As part of a full-court press in private banking, Crestar Financial Corp. says it will hire 60 relationship managers in the new year.

This would double its private banking staff, said Herbert E. Marth Jr., who runs the business at the $23.2 billion-asset banking company.

Richmond, Va.-based Crestar also plans to train at least 14 people to become private bankers in 1999.

The company, which manages about $2.5 billion of assets for affluent clients, planned the beefing up of its private banking staff in the wake of the entrance into Virginia and expansion of two out-of-state regional banking companies. Charlotte, N.C.-based First Union Corp. recently closed a deal to buy Signet Banking Corp., Richmond, and Wachovia Corp., Winston- Salem, N.C., just bought Richmond-based Central Fidelity Banks and Charlottesville-based Jefferson Bankshares.

"Three of our major competitors have disappeared within four months," Mr. Marth said.

Now, Crestar, which banks for wealthy people in Baltimore, Washington, and Virginia, is up against two bigger competitors.

First Union, which manages $30 billion of personal assets, employs 23 relationship managers in the mid-Atlantic states.

Wachovia, which manages about $32 billion of assets for individuals and institutions, is deploying 45 salespeople for private-client services in Charlottesville, Richmond, and Roanoke, as well as in northern Virginia and the Tidewater region. Before its acquisitions, Wachovia had one office, in Norfolk, Va.

Despite their arrival, Mr. Marth said, he is not worried about the North Carolina companies.

"That hasn't really changed our strategy at all," he said. Crestar is staffing up to keep pace with brokerage firms that are taking well-to-do customers away from all banks, he maintained.

As part of the planned push, Crestar is also asking executives like Mr. Marth to wear running shoes with their business suits. The idea is to "outrun the competition," Mr. Marth said, and his unusual apparel has already sparked questions and interest from customers and prospects.

The marketing gambit is "very serious," he said.
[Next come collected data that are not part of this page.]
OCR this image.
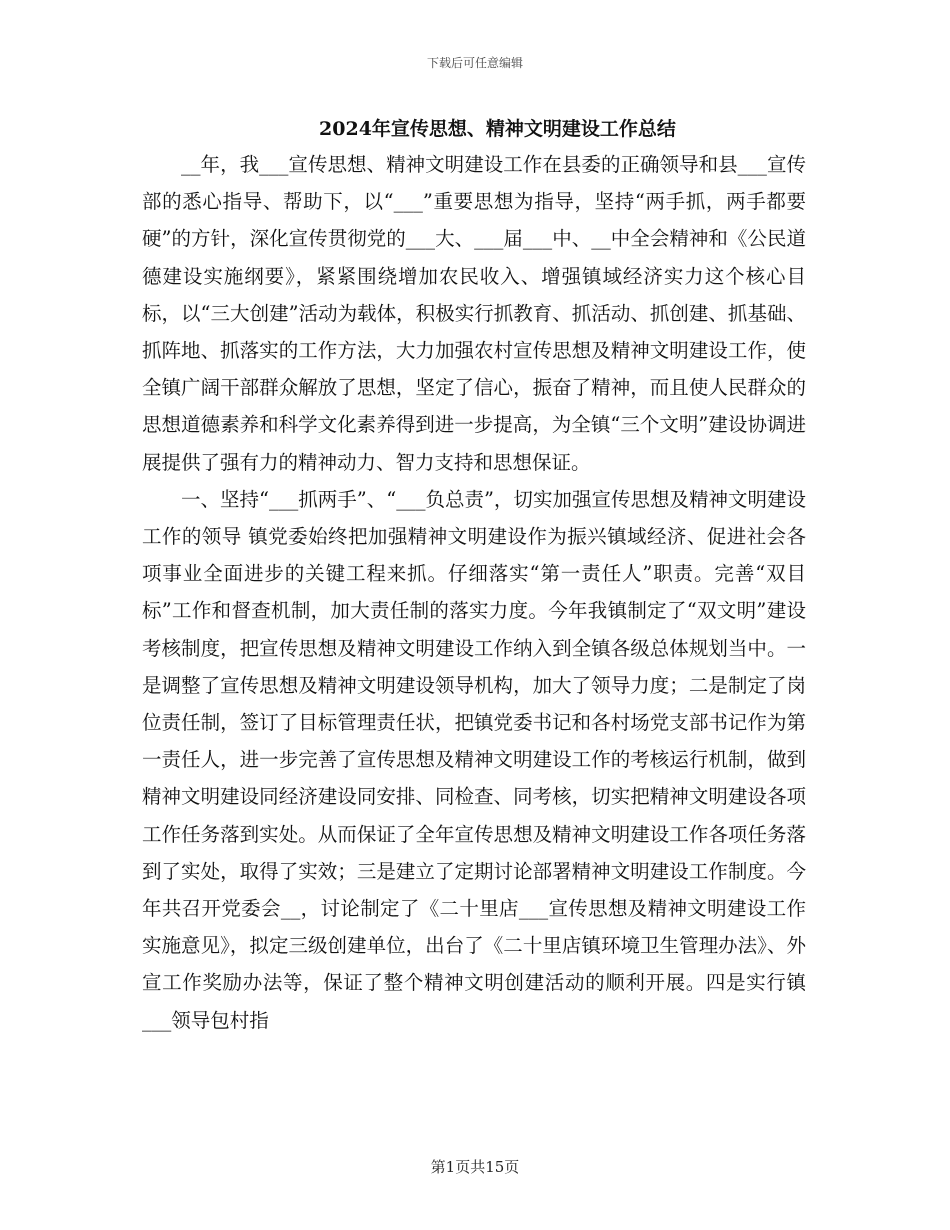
下载后可任意编辑
2024年宣传思想、精神文明建设工作总结

__年，我___宣传思想、精神文明建设工作在县委的正确领导和县___宣传部的悉心指导、帮助下，以“___”重要思想为指导，坚持“两手抓，两手都要硬”的方针，深化宣传贯彻党的___大、___届___中、__中全会精神和《公民道德建设实施纲要》，紧紧围绕增加农民收入、增强镇域经济实力这个核心目标，以“三大创建”活动为载体，积极实行抓教育、抓活动、抓创建、抓基础、抓阵地、抓落实的工作方法，大力加强农村宣传思想及精神文明建设工作，使全镇广阔干部群众解放了思想，坚定了信心，振奋了精神，而且使人民群众的思想道德素养和科学文化素养得到进一步提高，为全镇“三个文明”建设协调进展提供了强有力的精神动力、智力支持和思想保证。

一、坚持“___抓两手”、“___负总责”，切实加强宣传思想及精神文明建设工作的领导 镇党委始终把加强精神文明建设作为振兴镇域经济、促进社会各项事业全面进步的关键工程来抓。仔细落实“第一责任人”职责。完善“双目标”工作和督查机制，加大责任制的落实力度。今年我镇制定了“双文明”建设考核制度，把宣传思想及精神文明建设工作纳入到全镇各级总体规划当中。一是调整了宣传思想及精神文明建设领导机构，加大了领导力度；二是制定了岗位责任制，签订了目标管理责任状，把镇党委书记和各村场党支部书记作为第一责任人，进一步完善了宣传思想及精神文明建设工作的考核运行机制，做到精神文明建设同经济建设同安排、同检查、同考核，切实把精神文明建设各项工作任务落到实处。从而保证了全年宣传思想及精神文明建设工作各项任务落到了实处，取得了实效；三是建立了定期讨论部署精神文明建设工作制度。今年共召开党委会__，讨论制定了《二十里店___宣传思想及精神文明建设工作实施意见》，拟定三级创建单位，出台了《二十里店镇环境卫生管理办法》、外宣工作奖励办法等，保证了整个精神文明创建活动的顺利开展。四是实行镇___领导包村指

第1页共15页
At Crestar, private clients must have net worths, excluding their primary residence, of more than $1 million, and they typically pay $10,000 per year in investment management and banking fees. The hope is that additional relationship managers will expand the clientele.
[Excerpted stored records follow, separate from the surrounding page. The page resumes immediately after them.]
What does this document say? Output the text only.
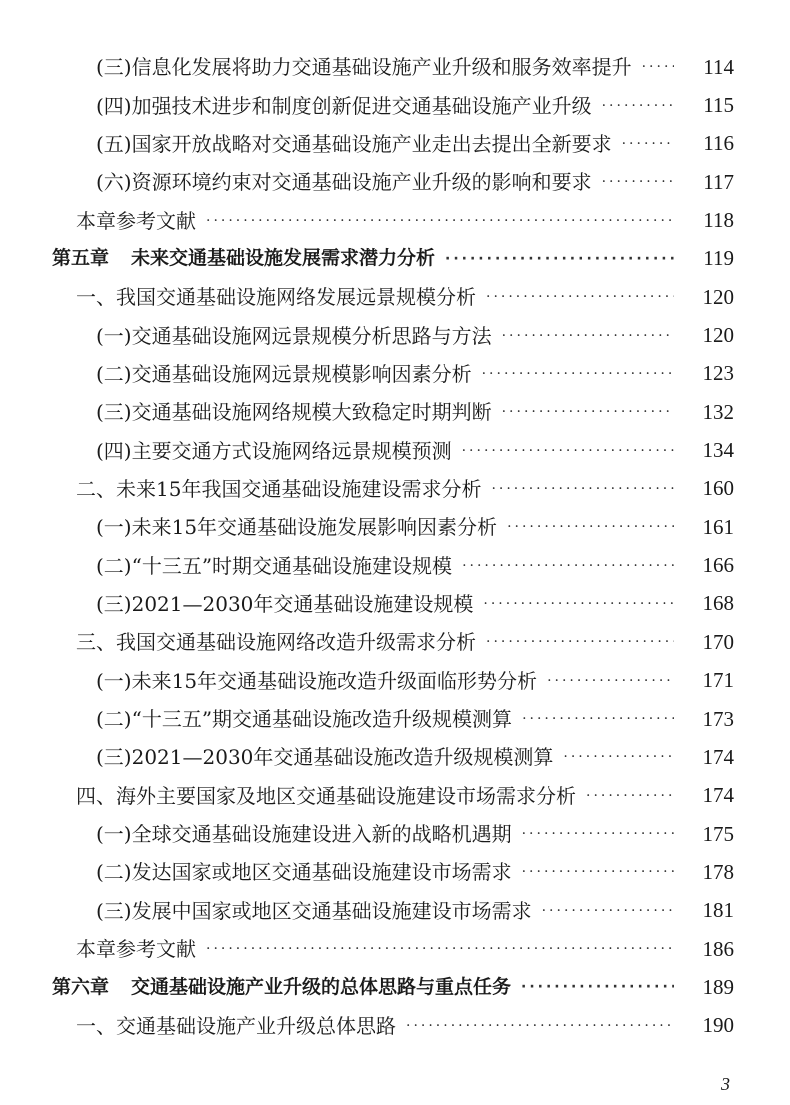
(三)信息化发展将助力交通基础设施产业升级和服务效率提升 ·····	114
(四)加强技术进步和制度创新促进交通基础设施产业升级 ·····	115
(五)国家开放战略对交通基础设施产业走出去提出全新要求 ·····	116
(六)资源环境约束对交通基础设施产业升级的影响和要求 ·····	117
本章参考文献 ·····	118
第五章 未来交通基础设施发展需求潜力分析 ·····	119
一、我国交通基础设施网络发展远景规模分析 ·····	120
(一)交通基础设施网远景规模分析思路与方法 ·····	120
(二)交通基础设施网远景规模影响因素分析 ·····	123
(三)交通基础设施网络规模大致稳定时期判断 ·····	132
(四)主要交通方式设施网络远景规模预测 ·····	134
二、未来15年我国交通基础设施建设需求分析 ·····	160
(一)未来15年交通基础设施发展影响因素分析 ·····	161
(二)“十三五”时期交通基础设施建设规模 ·····	166
(三)2021—2030年交通基础设施建设规模 ·····	168
三、我国交通基础设施网络改造升级需求分析 ·····	170
(一)未来15年交通基础设施改造升级面临形势分析 ·····	171
(二)“十三五”期交通基础设施改造升级规模测算 ·····	173
(三)2021—2030年交通基础设施改造升级规模测算 ·····	174
四、海外主要国家及地区交通基础设施建设市场需求分析 ·····	174
(一)全球交通基础设施建设进入新的战略机遇期 ·····	175
(二)发达国家或地区交通基础设施建设市场需求 ·····	178
(三)发展中国家或地区交通基础设施建设市场需求 ·····	181
本章参考文献 ·····	186
第六章 交通基础设施产业升级的总体思路与重点任务 ·····	189
一、交通基础设施产业升级总体思路 ·····	190
3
"This is a very affluent area, from D.C. down to Virginia," Mr. Marth said. "It is one of the highest-growth areas both in terms of population and economic activity."
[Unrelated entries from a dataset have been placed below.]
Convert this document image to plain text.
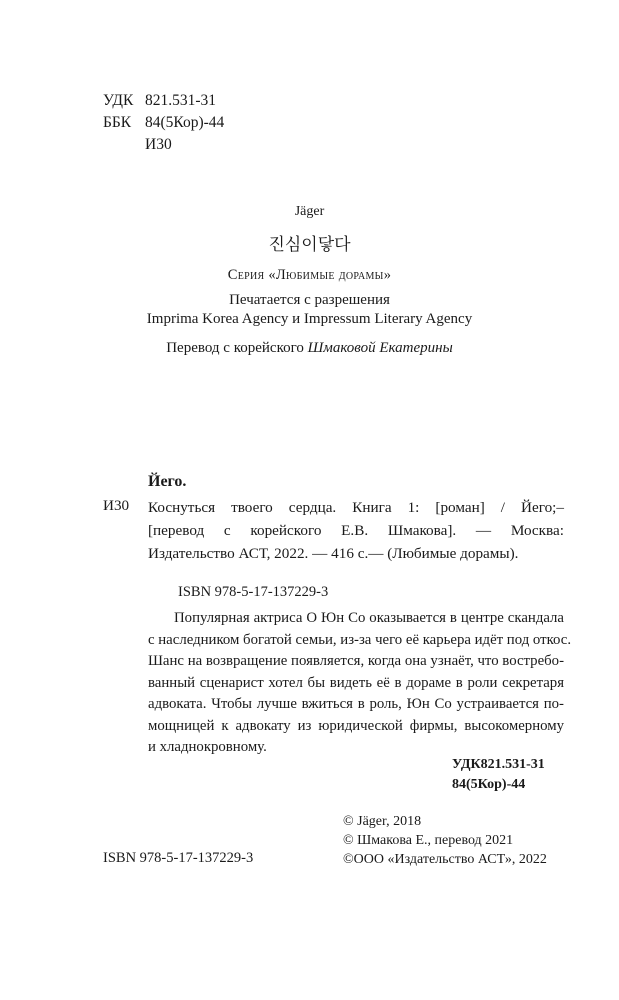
УДК 821.531-31
ББК 84(5Кор)-44
И30
Jäger
진심이닿다
Серия «Любимые дорамы»
Печатается с разрешения
Imprima Korea Agency и Impressum Literary Agency
Перевод с корейского Шмаковой Екатерины
Йего.
И30 Коснуться твоего сердца. Книга 1: [роман] / Йего;–
[перевод с корейского Е.В. Шмакова]. — Москва:
Издательство АСТ, 2022. — 416 с.— (Любимые дорамы).
ISBN 978-5-17-137229-3
Популярная актриса О Юн Со оказывается в центре скандала
с наследником богатой семьи, из-за чего её карьера идёт под откос.
Шанс на возвращение появляется, когда она узнаёт, что востребо-
ванный сценарист хотел бы видеть её в дораме в роли секретаря
адвоката. Чтобы лучше вжиться в роль, Юн Со устраивается по-
мощницей к адвокату из юридической фирмы, высокомерному
и хладнокровному.
УДК821.531-31
84(5Кор)-44
ISBN 978-5-17-137229-3
© Jäger, 2018
© Шмакова Е., перевод 2021
©ООО «Издательство АСТ», 2022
Crestar used its data warehouse to determine that 32,000 of the bank's customers are affluent but that only a small percentage are served by the private bank.

Efforts to exploit such opportunities are becoming increasingly common as financial services companies seek to expand private-client groups, according to Norman R. Lubin, chief executive officer of FMS Consulting, a Blue Bell, Pa., firm that advises the investment management divisions of banks.

"What many private-client organizations today are doing is taking a look at the entire book of business" and assigning salespeople to pick up additional accounts, Mr. Lubin said. "They are segmenting their client base to identify which clients have the most upside opportunity."